Da hörte man die strenge, gebieterische Stimme des Abtes auf dem Gange:
»Der Bruder, der rücksichtslos die Nachtruhe der anderen gestört hat, soll barfuß zum großen Kreuz im Hofe hinuntergehen und zehn ›Ave‹ und drei ›Paternoster‹ als Buße beten.«
Eine Tür wurde geöffnet und geschlossen, – leise, ganz leise – ein lautloser Fuß glitt die Fliesen des Klosterganges entlang zum Hof hinunter, wo der Schnee glitzerte – und die Brüder legten sich wieder zur Ruhe. –
Lange bevor der Dämmerung erster, matter Schein über dem Ardennerwald graute, versammelten sich die Mönche zum ersten Morgengebet. Einer von ihnen klopfte an die Tür des Gastes und trat ein, um ihn zu holen. Aber die Zelle war leer; nur die schweren Wanderschuhe standen vor dem Bett als stumme Zeugen seiner Anwesenheit.
Bestürzt kam der Bruder und teilte dem Abt mit, daß der ehrwürdige Gast verschwunden sei. Alle Mönche starrten einander verständnislos an, bis der Abt mit plötzlichem Erschrecken in seinem Antlitz sie fragte: »Wer von euch mußte heute Nacht hinunter, um beim Kreuze Buße zu tun?«
Niemand antwortete. Sie schüttelten alle schweigend die Köpfe.
Da eilte der Abt mit den Brüdern in den Hof hinunter.
Und im Schnee bei dem großen Kreuz lag der ehrwürdige Gast auf den Knieen, mit geschlossenen Augen, starren, bläulichen Gliedern, bewußtlos – anscheinend ohne Leben.
Die strenge Nachtkälte hatte seine schwachen Kräfte übermannt. Er hatte sich nicht vom Gebet erheben können …
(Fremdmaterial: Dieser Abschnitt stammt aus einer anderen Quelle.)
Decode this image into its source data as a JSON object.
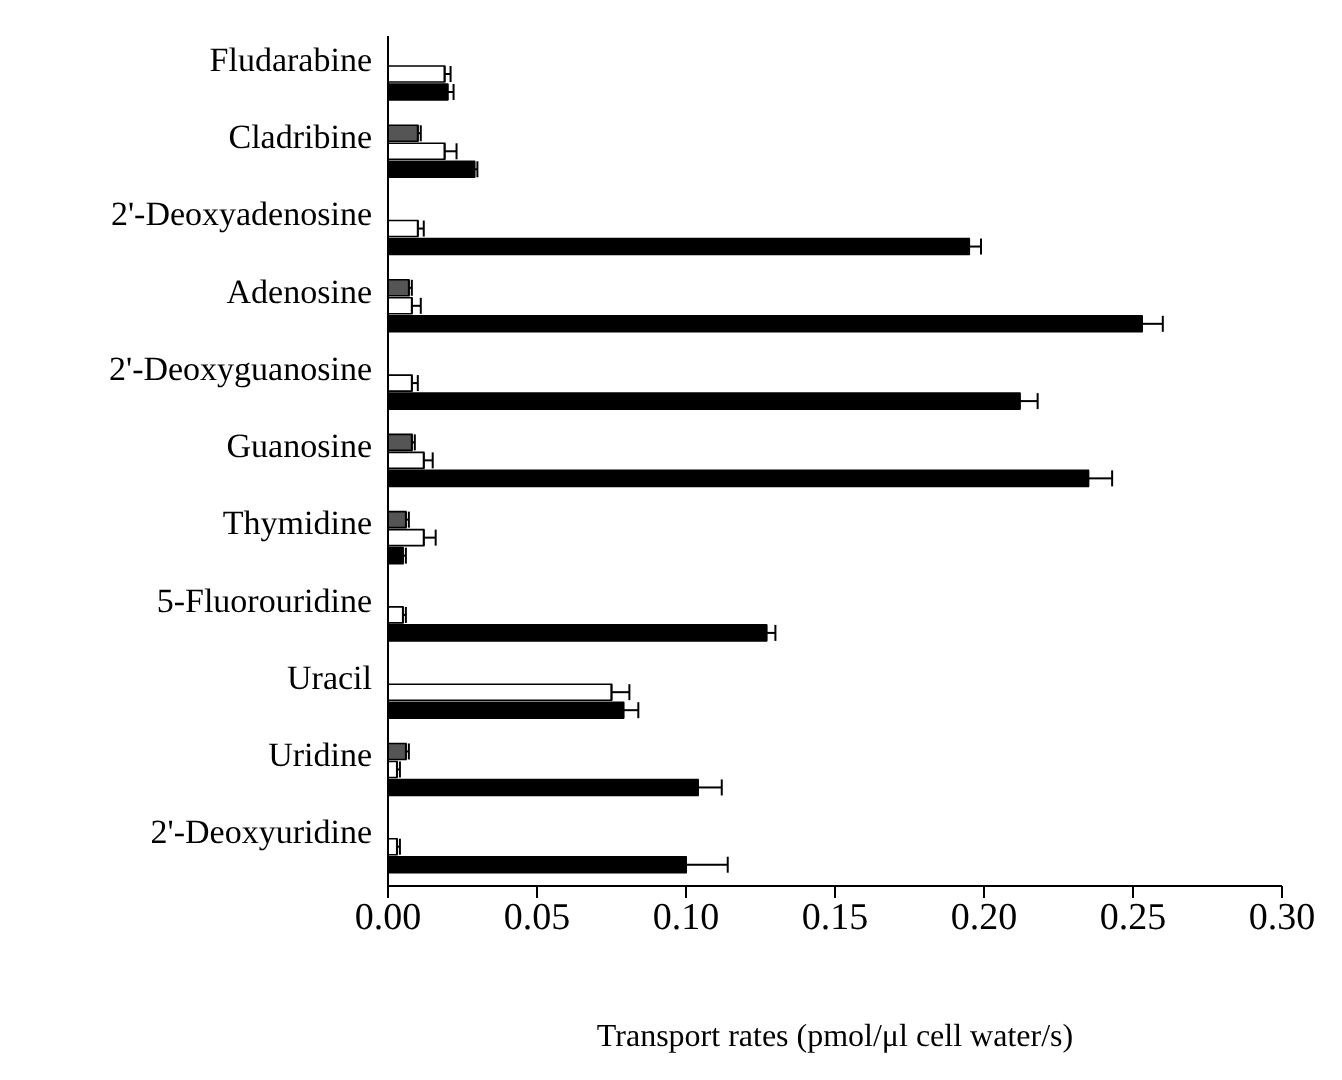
{
  "chart_data": {
    "type": "bar",
    "orientation": "horizontal",
    "xlabel": "Transport rates (pmol/μl cell water/s)",
    "categories": [
      "Fludarabine",
      "Cladribine",
      "2'-Deoxyadenosine",
      "Adenosine",
      "2'-Deoxyguanosine",
      "Guanosine",
      "Thymidine",
      "5-Fluorouridine",
      "Uracil",
      "Uridine",
      "2'-Deoxyuridine"
    ],
    "series": [
      {
        "color": "#555555",
        "values": [
          null,
          0.01,
          null,
          0.007,
          null,
          0.008,
          0.006,
          null,
          null,
          0.006,
          null
        ],
        "errors": [
          null,
          0.001,
          null,
          0.001,
          null,
          0.001,
          0.001,
          null,
          null,
          0.001,
          null
        ]
      },
      {
        "color": "#ffffff",
        "values": [
          0.019,
          0.019,
          0.01,
          0.008,
          0.008,
          0.012,
          0.012,
          0.005,
          0.075,
          0.003,
          0.003
        ],
        "errors": [
          0.002,
          0.004,
          0.002,
          0.003,
          0.002,
          0.003,
          0.004,
          0.001,
          0.006,
          0.001,
          0.001
        ]
      },
      {
        "color": "#000000",
        "values": [
          0.02,
          0.029,
          0.195,
          0.253,
          0.212,
          0.235,
          0.005,
          0.127,
          0.079,
          0.104,
          0.1
        ],
        "errors": [
          0.002,
          0.001,
          0.004,
          0.007,
          0.006,
          0.008,
          0.001,
          0.003,
          0.005,
          0.008,
          0.014
        ]
      }
    ],
    "xlim": [
      0,
      0.3
    ],
    "xticks": [
      {
        "value": 0,
        "label": "0.00"
      },
      {
        "value": 0.05,
        "label": "0.05"
      },
      {
        "value": 0.1,
        "label": "0.10"
      },
      {
        "value": 0.15,
        "label": "0.15"
      },
      {
        "value": 0.2,
        "label": "0.20"
      },
      {
        "value": 0.25,
        "label": "0.25"
      },
      {
        "value": 0.3,
        "label": "0.30"
      }
    ],
    "grid": false,
    "legend": false
  }
}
Sie trugen ihn unter lauten Klagerufen ins Refektorium und fingen an, ihn mit wollnen Tüchern zu reiben, während sie versuchten, warmen Wein zwischen seine geschlossenen Lippen zu träufeln.
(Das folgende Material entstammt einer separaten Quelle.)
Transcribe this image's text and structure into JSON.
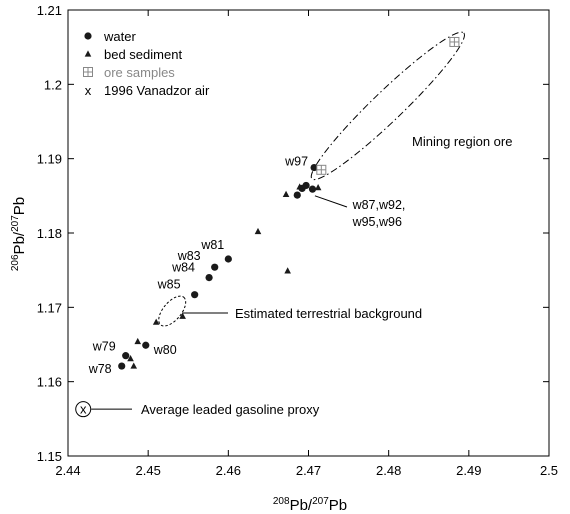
{
  "chart_data": {
    "type": "scatter",
    "title": "",
    "xlabel": {
      "sup1": "208",
      "base1": "Pb/",
      "sup2": "207",
      "base2": "Pb"
    },
    "ylabel": {
      "sup1": "206",
      "base1": "Pb/",
      "sup2": "207",
      "base2": "Pb"
    },
    "xlim": [
      2.44,
      2.5
    ],
    "ylim": [
      1.15,
      1.21
    ],
    "xticks": [
      "2.44",
      "2.45",
      "2.46",
      "2.47",
      "2.48",
      "2.49",
      "2.5"
    ],
    "yticks": [
      "1.15",
      "1.16",
      "1.17",
      "1.18",
      "1.19",
      "1.2",
      "1.21"
    ],
    "grid": false,
    "legend_position": "top-left",
    "series": [
      {
        "name": "water",
        "marker": "circle",
        "points": [
          {
            "x": 2.4707,
            "y": 1.1888,
            "label": "w97"
          },
          {
            "x": 2.4686,
            "y": 1.1851
          },
          {
            "x": 2.4692,
            "y": 1.186
          },
          {
            "x": 2.4697,
            "y": 1.1864
          },
          {
            "x": 2.4705,
            "y": 1.1859
          },
          {
            "x": 2.46,
            "y": 1.1765,
            "label": "w81"
          },
          {
            "x": 2.4583,
            "y": 1.1754,
            "label": "w83"
          },
          {
            "x": 2.4576,
            "y": 1.174,
            "label": "w84"
          },
          {
            "x": 2.4558,
            "y": 1.1717,
            "label": "w85"
          },
          {
            "x": 2.4497,
            "y": 1.1649,
            "label": "w80"
          },
          {
            "x": 2.4472,
            "y": 1.1635,
            "label": "w79"
          },
          {
            "x": 2.4467,
            "y": 1.1621,
            "label": "w78"
          }
        ]
      },
      {
        "name": "bed sediment",
        "marker": "triangle",
        "points": [
          {
            "x": 2.4672,
            "y": 1.1852
          },
          {
            "x": 2.4689,
            "y": 1.1862
          },
          {
            "x": 2.4712,
            "y": 1.1861
          },
          {
            "x": 2.4637,
            "y": 1.1802
          },
          {
            "x": 2.4674,
            "y": 1.1749
          },
          {
            "x": 2.4543,
            "y": 1.1688
          },
          {
            "x": 2.451,
            "y": 1.168
          },
          {
            "x": 2.4487,
            "y": 1.1654
          },
          {
            "x": 2.4478,
            "y": 1.1631
          },
          {
            "x": 2.4482,
            "y": 1.1621
          }
        ]
      },
      {
        "name": "ore samples",
        "marker": "boxplus",
        "points": [
          {
            "x": 2.4882,
            "y": 1.2057
          },
          {
            "x": 2.4716,
            "y": 1.1885
          }
        ]
      },
      {
        "name": "1996 Vanadzor air",
        "marker": "x",
        "points": [
          {
            "x": 2.4419,
            "y": 1.1563
          }
        ]
      }
    ],
    "group_label": "w87,w92,\nw95,w96",
    "annotations": [
      "Mining region ore",
      "Estimated terrestrial background",
      "Average leaded gasoline proxy"
    ],
    "colors": {
      "axis": "#000000",
      "marker": "#1a1a1a",
      "ore_marker": "#888888",
      "ore_legend_text": "#888888"
    }
  }
}
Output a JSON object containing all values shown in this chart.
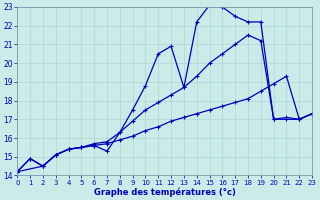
{
  "title": "Graphe des températures (°c)",
  "background_color": "#cceae7",
  "line_color": "#0000bb",
  "xlim": [
    0,
    23
  ],
  "ylim": [
    14,
    23
  ],
  "xticks": [
    0,
    1,
    2,
    3,
    4,
    5,
    6,
    7,
    8,
    9,
    10,
    11,
    12,
    13,
    14,
    15,
    16,
    17,
    18,
    19,
    20,
    21,
    22,
    23
  ],
  "yticks": [
    14,
    15,
    16,
    17,
    18,
    19,
    20,
    21,
    22,
    23
  ],
  "line1_x": [
    0,
    1,
    2,
    3,
    4,
    5,
    6,
    7,
    8,
    9,
    10,
    11,
    12,
    13,
    14,
    15,
    16,
    17,
    18,
    19,
    20,
    21,
    22,
    23
  ],
  "line1_y": [
    14.2,
    14.9,
    14.5,
    15.1,
    15.4,
    15.5,
    15.6,
    15.7,
    15.9,
    16.1,
    16.4,
    16.6,
    16.9,
    17.1,
    17.3,
    17.5,
    17.7,
    17.9,
    18.1,
    18.5,
    18.9,
    19.3,
    17.0,
    17.3
  ],
  "line2_x": [
    0,
    1,
    2,
    3,
    4,
    5,
    6,
    7,
    8,
    9,
    10,
    11,
    12,
    13,
    14,
    15,
    16,
    17,
    18,
    19,
    20,
    21,
    22,
    23
  ],
  "line2_y": [
    14.2,
    14.9,
    14.5,
    15.1,
    15.4,
    15.5,
    15.7,
    15.8,
    16.3,
    16.9,
    17.5,
    17.9,
    18.3,
    18.7,
    19.3,
    20.0,
    20.5,
    21.0,
    21.5,
    21.2,
    17.0,
    17.0,
    17.0,
    17.3
  ],
  "line3_x": [
    0,
    2,
    3,
    4,
    5,
    6,
    7,
    8,
    9,
    10,
    11,
    12,
    13,
    14,
    15,
    16,
    17,
    18,
    19,
    20,
    21,
    22,
    23
  ],
  "line3_y": [
    14.2,
    14.5,
    15.1,
    15.4,
    15.5,
    15.6,
    15.3,
    16.3,
    17.5,
    18.8,
    20.5,
    20.9,
    18.7,
    22.2,
    23.1,
    23.0,
    22.5,
    22.2,
    22.2,
    17.0,
    17.1,
    17.0,
    17.3
  ]
}
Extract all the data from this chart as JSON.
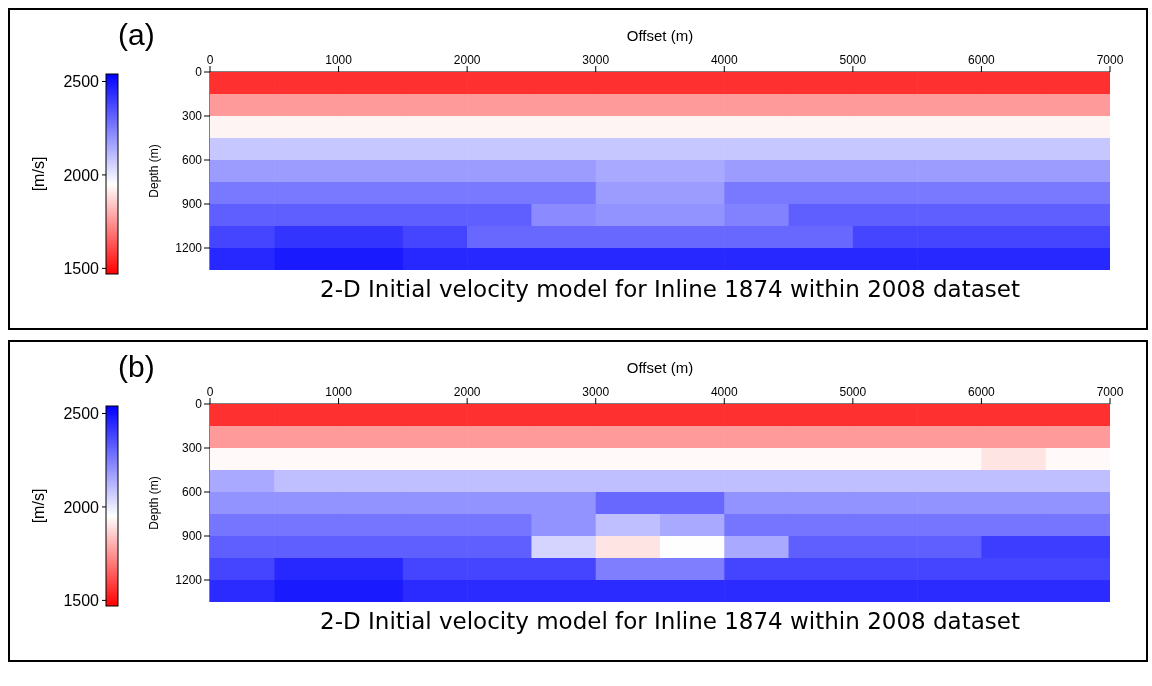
{
  "chart_data": [
    {
      "type": "heatmap",
      "title": "2-D Initial velocity model for Inline 1874 within 2008 dataset",
      "annotations": [
        "(a)"
      ],
      "xlabel": "Offset (m)",
      "ylabel": "Depth (m)",
      "clabel": "[m/s]",
      "xlim": [
        0,
        7000
      ],
      "xticks": [
        0,
        1000,
        2000,
        3000,
        4000,
        5000,
        6000,
        7000
      ],
      "ylim": [
        1350,
        0
      ],
      "yticks": [
        0,
        300,
        600,
        900,
        1200
      ],
      "clim": [
        1470,
        2540
      ],
      "cticks": [
        1500,
        2000,
        2500
      ],
      "cells": [
        [
          1560,
          1560,
          1560,
          1560,
          1560,
          1560,
          1560,
          1560,
          1560,
          1560,
          1560,
          1560,
          1560,
          1560
        ],
        [
          1760,
          1760,
          1760,
          1760,
          1760,
          1760,
          1760,
          1760,
          1760,
          1760,
          1760,
          1760,
          1760,
          1760
        ],
        [
          1930,
          1930,
          1930,
          1930,
          1930,
          1930,
          1930,
          1930,
          1930,
          1930,
          1930,
          1930,
          1930,
          1930
        ],
        [
          2080,
          2080,
          2080,
          2080,
          2080,
          2080,
          2080,
          2080,
          2080,
          2080,
          2080,
          2080,
          2080,
          2080
        ],
        [
          2180,
          2180,
          2180,
          2180,
          2180,
          2180,
          2150,
          2150,
          2180,
          2180,
          2180,
          2180,
          2180,
          2180
        ],
        [
          2260,
          2260,
          2260,
          2260,
          2260,
          2260,
          2180,
          2180,
          2260,
          2260,
          2260,
          2260,
          2260,
          2260
        ],
        [
          2320,
          2320,
          2320,
          2320,
          2320,
          2220,
          2200,
          2200,
          2240,
          2320,
          2320,
          2320,
          2320,
          2320
        ],
        [
          2380,
          2420,
          2420,
          2380,
          2300,
          2300,
          2300,
          2300,
          2300,
          2300,
          2380,
          2380,
          2380,
          2380
        ],
        [
          2450,
          2480,
          2480,
          2450,
          2450,
          2450,
          2450,
          2450,
          2450,
          2450,
          2450,
          2450,
          2450,
          2450
        ]
      ]
    },
    {
      "type": "heatmap",
      "title": "2-D Initial velocity model for Inline 1874 within 2008 dataset",
      "annotations": [
        "(b)"
      ],
      "xlabel": "Offset (m)",
      "ylabel": "Depth (m)",
      "clabel": "[m/s]",
      "xlim": [
        0,
        7000
      ],
      "xticks": [
        0,
        1000,
        2000,
        3000,
        4000,
        5000,
        6000,
        7000
      ],
      "ylim": [
        1350,
        0
      ],
      "yticks": [
        0,
        300,
        600,
        900,
        1200
      ],
      "clim": [
        1470,
        2540
      ],
      "cticks": [
        1500,
        2000,
        2500
      ],
      "cells": [
        [
          1560,
          1560,
          1560,
          1560,
          1560,
          1560,
          1560,
          1560,
          1560,
          1560,
          1560,
          1560,
          1560,
          1560
        ],
        [
          1760,
          1760,
          1760,
          1760,
          1760,
          1760,
          1760,
          1760,
          1760,
          1760,
          1760,
          1760,
          1760,
          1760
        ],
        [
          1940,
          1940,
          1940,
          1940,
          1940,
          1940,
          1940,
          1940,
          1940,
          1940,
          1940,
          1940,
          1900,
          1940
        ],
        [
          2150,
          2100,
          2100,
          2100,
          2100,
          2100,
          2100,
          2100,
          2100,
          2100,
          2100,
          2100,
          2100,
          2100
        ],
        [
          2200,
          2200,
          2200,
          2200,
          2200,
          2200,
          2300,
          2300,
          2200,
          2200,
          2200,
          2200,
          2200,
          2200
        ],
        [
          2270,
          2270,
          2270,
          2270,
          2270,
          2200,
          2100,
          2150,
          2270,
          2270,
          2270,
          2270,
          2270,
          2270
        ],
        [
          2320,
          2320,
          2320,
          2320,
          2320,
          2050,
          1900,
          1950,
          2150,
          2320,
          2320,
          2320,
          2400,
          2400
        ],
        [
          2380,
          2450,
          2450,
          2380,
          2380,
          2380,
          2250,
          2250,
          2380,
          2380,
          2380,
          2380,
          2380,
          2380
        ],
        [
          2440,
          2480,
          2480,
          2440,
          2440,
          2440,
          2440,
          2440,
          2440,
          2440,
          2440,
          2440,
          2440,
          2440
        ]
      ]
    }
  ]
}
Aber lange schienen alle ihre Anstrengungen vergebens sein zu sollen.
Da sagte der Abt, der seine starken Hände rang, und dem die Tränen in breiten Strömen über die braunen Wangen rannen, daß sie den Chorrock des seligen Heiligen holen und den ohnmächtigen Alten damit bedecken sollten.
Und während sie ihn über seine kalten, unbeweglichen Glieder breiteten, knieten alle Mönche mit dem Abte an der Spitze nieder und beteten, daß die Sünde doch nicht auf ihnen bleiben möchte, einem teuren, ehrwürdigen Gaste den elenden Tod sogar in der hochheiligen Nacht verursacht zu haben!
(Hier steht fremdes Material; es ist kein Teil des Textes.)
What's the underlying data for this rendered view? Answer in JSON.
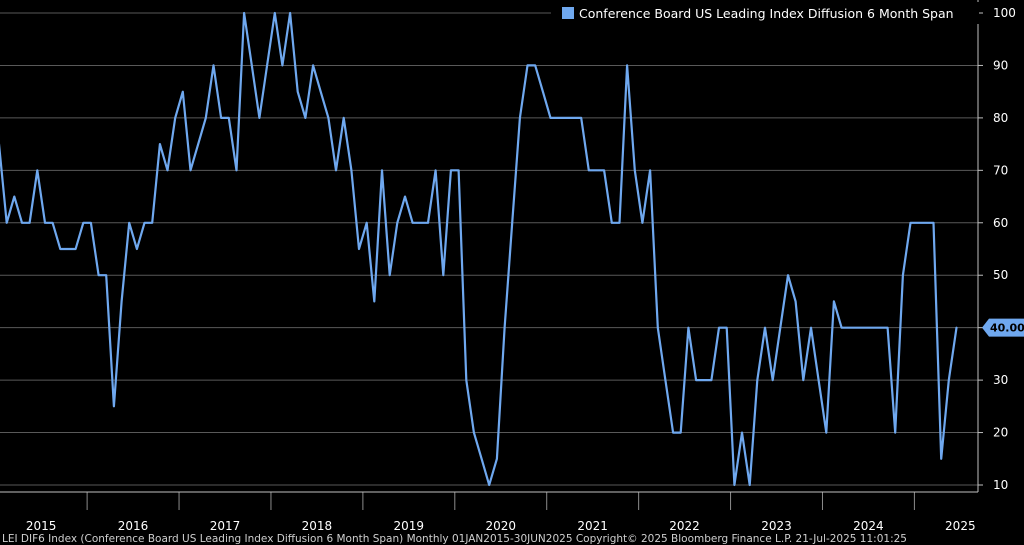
{
  "chart_data": {
    "type": "line",
    "title": "",
    "xlabel": "",
    "ylabel": "",
    "ylim": [
      10,
      100
    ],
    "y_ticks": [
      10,
      20,
      30,
      40,
      50,
      60,
      70,
      80,
      90,
      100
    ],
    "x_year_labels": [
      "2015",
      "2016",
      "2017",
      "2018",
      "2019",
      "2020",
      "2021",
      "2022",
      "2023",
      "2024",
      "2025"
    ],
    "grid": true,
    "legend_position": "top-right",
    "series": [
      {
        "name": "Conference Board US Leading Index Diffusion 6 Month Span",
        "color": "#6fa8ef",
        "x": [
          "2015-01",
          "2015-02",
          "2015-03",
          "2015-04",
          "2015-05",
          "2015-06",
          "2015-07",
          "2015-08",
          "2015-09",
          "2015-10",
          "2015-11",
          "2015-12",
          "2016-01",
          "2016-02",
          "2016-03",
          "2016-04",
          "2016-05",
          "2016-06",
          "2016-07",
          "2016-08",
          "2016-09",
          "2016-10",
          "2016-11",
          "2016-12",
          "2017-01",
          "2017-02",
          "2017-03",
          "2017-04",
          "2017-05",
          "2017-06",
          "2017-07",
          "2017-08",
          "2017-09",
          "2017-10",
          "2017-11",
          "2017-12",
          "2018-01",
          "2018-02",
          "2018-03",
          "2018-04",
          "2018-05",
          "2018-06",
          "2018-07",
          "2018-08",
          "2018-09",
          "2018-10",
          "2018-11",
          "2018-12",
          "2019-01",
          "2019-02",
          "2019-03",
          "2019-04",
          "2019-05",
          "2019-06",
          "2019-07",
          "2019-08",
          "2019-09",
          "2019-10",
          "2019-11",
          "2019-12",
          "2020-01",
          "2020-02",
          "2020-03",
          "2020-04",
          "2020-05",
          "2020-06",
          "2020-07",
          "2020-08",
          "2020-09",
          "2020-10",
          "2020-11",
          "2020-12",
          "2021-01",
          "2021-02",
          "2021-03",
          "2021-04",
          "2021-05",
          "2021-06",
          "2021-07",
          "2021-08",
          "2021-09",
          "2021-10",
          "2021-11",
          "2021-12",
          "2022-01",
          "2022-02",
          "2022-03",
          "2022-04",
          "2022-05",
          "2022-06",
          "2022-07",
          "2022-08",
          "2022-09",
          "2022-10",
          "2022-11",
          "2022-12",
          "2023-01",
          "2023-02",
          "2023-03",
          "2023-04",
          "2023-05",
          "2023-06",
          "2023-07",
          "2023-08",
          "2023-09",
          "2023-10",
          "2023-11",
          "2023-12",
          "2024-01",
          "2024-02",
          "2024-03",
          "2024-04",
          "2024-05",
          "2024-06",
          "2024-07",
          "2024-08",
          "2024-09",
          "2024-10",
          "2024-11",
          "2024-12",
          "2025-01",
          "2025-02",
          "2025-03",
          "2025-04",
          "2025-05",
          "2025-06"
        ],
        "values": [
          75,
          60,
          65,
          60,
          60,
          70,
          60,
          60,
          55,
          55,
          55,
          60,
          60,
          50,
          50,
          25,
          45,
          60,
          55,
          60,
          60,
          75,
          70,
          80,
          85,
          70,
          75,
          80,
          90,
          80,
          80,
          70,
          100,
          90,
          80,
          90,
          100,
          90,
          100,
          85,
          80,
          90,
          85,
          80,
          70,
          80,
          70,
          55,
          60,
          45,
          70,
          50,
          60,
          65,
          60,
          60,
          60,
          70,
          50,
          70,
          70,
          30,
          20,
          15,
          10,
          15,
          40,
          60,
          80,
          90,
          90,
          85,
          80,
          80,
          80,
          80,
          80,
          70,
          70,
          70,
          60,
          60,
          90,
          70,
          60,
          70,
          40,
          30,
          20,
          20,
          40,
          30,
          30,
          30,
          40,
          40,
          10,
          20,
          10,
          30,
          40,
          30,
          40,
          50,
          45,
          30,
          40,
          30,
          20,
          45,
          40,
          40,
          40,
          40,
          40,
          40,
          40,
          20,
          50,
          60,
          60,
          60,
          60,
          15,
          30,
          40
        ]
      }
    ],
    "last_value_label": "40.00"
  },
  "footer": {
    "text": "LEI DIF6 Index (Conference Board US Leading Index Diffusion 6 Month Span)  Monthly 01JAN2015-30JUN2025        Copyright© 2025 Bloomberg Finance L.P.        21-Jul-2025 11:01:25"
  }
}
Da schien es, als ob das Blut anfange, wieder in den Adern des Alten zu rollen, der Pulsschlag, der kaum zu fühlen war, wurde stärker. Mit erneutem Eifer nahmen sie ihre Bestrebungen auf – und endlich öffnete der bleiche Gast mit einem tiefen Seufzer seine Augen.
Mit stummer Verwunderung sah er sich ringsum und gab sich unverkennbar Mühe, seine Gedanken zu sammeln.
Der Abt und alle Mönche knieten vor ihm mit gefalteten Händen – und endlich konnten sie an dem Ausdruck seines Antlitzes erkennen, daß die Erinnerung zurückkehrte.
Und in demselben Augenblick – bevor noch jemand von ihnen zu Worte kommen konnte, streckte der Alte seine gefalteten Hände gegen sie aus und bat leise und innig:
»Lieben Brüder, vergebt mir alle! Der Friedensstörer in der Nacht – das war ich.« –
Er war Bischof von Lüttich, der alte Mann – und später wurde er ein großer Kirchenheiliger. So ist sein Name gesichert gegen das Vergessen auf dem Erdreich, das die Sanftmütigen besitzen sollen. – –
» Arduenna Silva« – das ist für mich beständig ein Glanz von großen, leuchtenden, weißen Winden – und die Erinnerung an diesen Sanftmütigen.